В видах экономии Жюльеном были проведены некоторые реформы, которые, в свою очередь, потребовали новых перемен.
Старик кучер был превращен в садовника, править же отныне взялся сам виконт, решив продать выездных лошадей во избежание расходов на корм.
Но так как нужно же было кому-нибудь присматривать за лошадьми, когда господа выйдут из экипажа, то на должность лакея Жюльен определил пастушонка по имени Мариюс.
Наконец, чтобы обеспечить себя лошадьми, он ввел в арендный договор с Кульярами и Мартенами специальную статью, обязывавшую каждого из фермеров раз в месяц, в установленные Жюльеном числа, приводить ему по одной лошади; вместо этого они освобождались от обязанности доставлять живность.

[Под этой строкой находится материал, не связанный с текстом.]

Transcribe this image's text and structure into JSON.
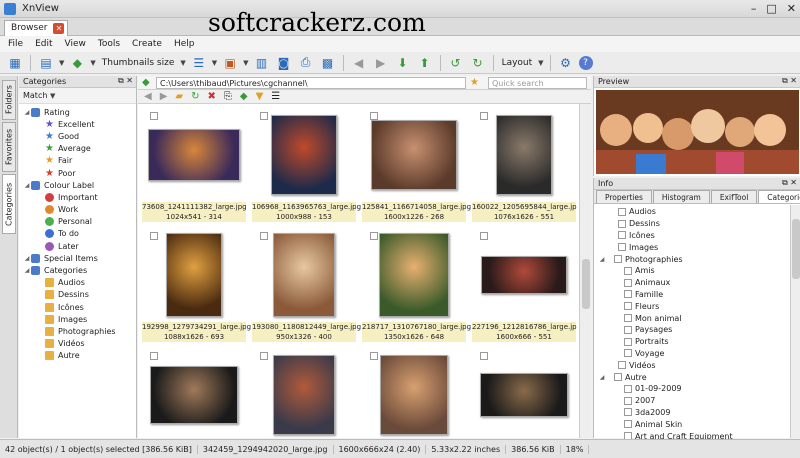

И вот однажды Кульяры привели большую рыжую клячу, а Мартены – маленькую белую лохматую лошадку; лошади были впряжены бок о бок в коляску, и Мариюс, утопая в старой ливрее дядюшки Симона, подвел к крыльцу замка этот выезд.
Жюльен, почистившийся, стройный, отчасти вернул себе прежнее изящество; но длинная борода все же придавала ему вульгарный вид.
Он окинул взглядом упряжь, карету, маленького лакея и нашел все удовлетворительным, потому что для него имели значение только заново нарисованные гербы.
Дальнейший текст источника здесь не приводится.